3 Tips on How to Improve Customer Experience Strategy

Written by Alida

Published April 21, 2016

In a recent webinar with Alida, digital analyst Brian Solis shares what companies need to do to lead the customer experience revolution. The webinar was very timely given how, according to Gartner, 89 percent of companies expect to compete based on customer experience (CX). For many companies, improving their customer experience strategy and providing a seamless end-to-end experience is one of the most difficult but most urgent business puzzles to solve.

If you work in CX, here are three actionable tips worth noting.

1. Close the “Relevance Gap”

Brands today are “co-created” with customers, according to Solis. The experiences that customers share with other customers online (what Solis refers to as “shared experiences”) form the basis for a brand’s image. In the digital age, shared experiences are captured in online searches and conversations, shaping customer perception like never before.

This notion of shared experiences is something that Nick Stein, senior vice president of marketing at Alida and co-presenter at the webinar, agrees with. Today’s customers have become their own intelligence ecosystems, says Stein, and we now live in an age when one customer can either spark a firestorm or inspire a new product or a great campaign.

Solis says that most companies are not in a position to take advantage of shared experiences. For many brands, there’s a gap between what they say they’ll do and what people feel (and) share about the brand. Narrowing this divide will allow companies to unlock their innovation potential, but doing so requires engaging with customers to answer a critical question: What would my digital customer do?

To answer this question, companies need to give customers “outlets to share their feedback in a meaningful way and ensure that they know you are truly hearing them,” offers Stein.

2. Engage with Connected Consumers at Every Touchpoint

It’s no secret that today’s customers are super connected. As a result, companies must make sure that their customer experience strategy and investments align well with the expectations, behaviors and motivations of connected customers.

The digital customer has given way to the rise of digital transformation: the realignment of, or new investment in, technology and business models to more effectively engage digital consumers. The point of digital transformation isn’t just to beef up a company’s technology capability; the end goal is to “understand how innovation can shape the new customer experience,” says Solis.

To pull off digital transformation, companies must realign or fund new investment in technology or business models to more effectively engage digital customers and create new value at every touchpoint of the customer journey.

3. Look for Actionable Insight


In an effort to improve CX, companies track many different metrics. But often, the data they have on hand isn’t useful.

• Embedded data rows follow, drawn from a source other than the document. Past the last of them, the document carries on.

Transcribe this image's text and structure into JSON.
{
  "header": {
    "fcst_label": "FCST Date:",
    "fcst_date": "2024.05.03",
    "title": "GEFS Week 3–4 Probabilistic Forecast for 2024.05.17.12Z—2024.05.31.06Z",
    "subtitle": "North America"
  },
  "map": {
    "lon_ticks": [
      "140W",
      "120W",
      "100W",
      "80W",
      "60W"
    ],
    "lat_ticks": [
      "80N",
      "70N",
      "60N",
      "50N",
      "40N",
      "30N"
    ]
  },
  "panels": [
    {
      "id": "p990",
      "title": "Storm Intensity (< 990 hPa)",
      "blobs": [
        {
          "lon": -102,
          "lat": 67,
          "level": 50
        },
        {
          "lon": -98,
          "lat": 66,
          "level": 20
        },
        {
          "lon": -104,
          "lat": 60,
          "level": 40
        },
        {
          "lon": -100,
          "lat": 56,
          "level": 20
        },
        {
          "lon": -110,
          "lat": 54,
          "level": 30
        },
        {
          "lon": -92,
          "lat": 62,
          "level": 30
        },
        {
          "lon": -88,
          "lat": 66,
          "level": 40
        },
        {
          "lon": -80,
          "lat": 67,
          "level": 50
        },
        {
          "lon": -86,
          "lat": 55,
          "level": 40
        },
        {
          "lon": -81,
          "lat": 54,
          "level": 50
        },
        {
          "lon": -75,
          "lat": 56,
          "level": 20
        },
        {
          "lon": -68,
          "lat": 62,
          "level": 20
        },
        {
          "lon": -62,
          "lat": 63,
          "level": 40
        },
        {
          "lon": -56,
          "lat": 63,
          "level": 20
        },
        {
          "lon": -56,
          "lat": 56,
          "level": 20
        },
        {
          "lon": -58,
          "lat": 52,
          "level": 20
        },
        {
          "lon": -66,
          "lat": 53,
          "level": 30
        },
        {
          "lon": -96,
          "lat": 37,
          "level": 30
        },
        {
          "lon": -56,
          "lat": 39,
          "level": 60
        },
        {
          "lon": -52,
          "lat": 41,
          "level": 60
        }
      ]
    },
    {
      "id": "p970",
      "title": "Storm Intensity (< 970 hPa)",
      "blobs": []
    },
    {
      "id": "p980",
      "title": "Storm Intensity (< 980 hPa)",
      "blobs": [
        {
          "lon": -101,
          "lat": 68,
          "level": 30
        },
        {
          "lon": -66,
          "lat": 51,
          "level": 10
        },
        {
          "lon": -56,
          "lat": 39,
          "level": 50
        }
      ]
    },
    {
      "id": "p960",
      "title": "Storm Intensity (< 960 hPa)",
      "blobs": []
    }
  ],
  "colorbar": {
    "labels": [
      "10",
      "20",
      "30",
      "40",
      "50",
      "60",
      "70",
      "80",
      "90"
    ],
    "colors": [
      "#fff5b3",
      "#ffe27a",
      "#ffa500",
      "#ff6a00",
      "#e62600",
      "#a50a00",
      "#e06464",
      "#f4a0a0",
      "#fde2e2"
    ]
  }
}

“Most investments in customer experience are not successful,” shares Stein. For instance, a study by the consulting firm Temkin found that only 11 percent of CX investments made a significant impact on the business. The explosion of the marketing technology landscape isn’t helping companies make better CX decisions either.

“There is a lot of data, but you can’t just find the actionable insight that you need,” says Stein.

Why NPS and CSAT scores can't help improve your customer experience strategy

Part of the problem is that companies often ask the wrong questions and, as a result, end up measuring the wrong things. Take the Net Promoter Score (NPS), for example. This number aims to find out if a customer would recommend a brand to a friend or a family member, essentially asking people, “Would you recommend this?”

That type of measurement has its value, but it’s not enough to improve CX. According to Solis, companies must ask better questions that would inform action. In order to enhance the customer experience strategy, companies need to know why people would or would not recommend. Understanding “why” delivers the insight you need to understand the customer journey and map it more effectively.

Stein warns that spamming customers with surveys is the wrong solution. Instead, he encourages business leaders to think bigger. “The only way to truly connect with your customers is to redefine your relationship with customers and recognize them as people, not data points.”

For Solis, the best way for companies to improve customer relationships (and ultimately CX) is to build a community. “Innovation is community,” he says. “It’s about doing something together that makes belonging matter.”

Final Thought

Our webinar with Solis highlights the difficult fact that while most companies see CX as a source of competitive advantage, most have significant work to do in meeting the expectations of customers. Companies must re-visit traditional ways of measuring CX and consider new strategies for getting actionable insight.

More importantly, companies need to see CX as more than just a project. Leading the customer experience revolution requires a rethinking of the way companies engage with their customers and how customer intelligence is used to improve the end-to-end customer experience.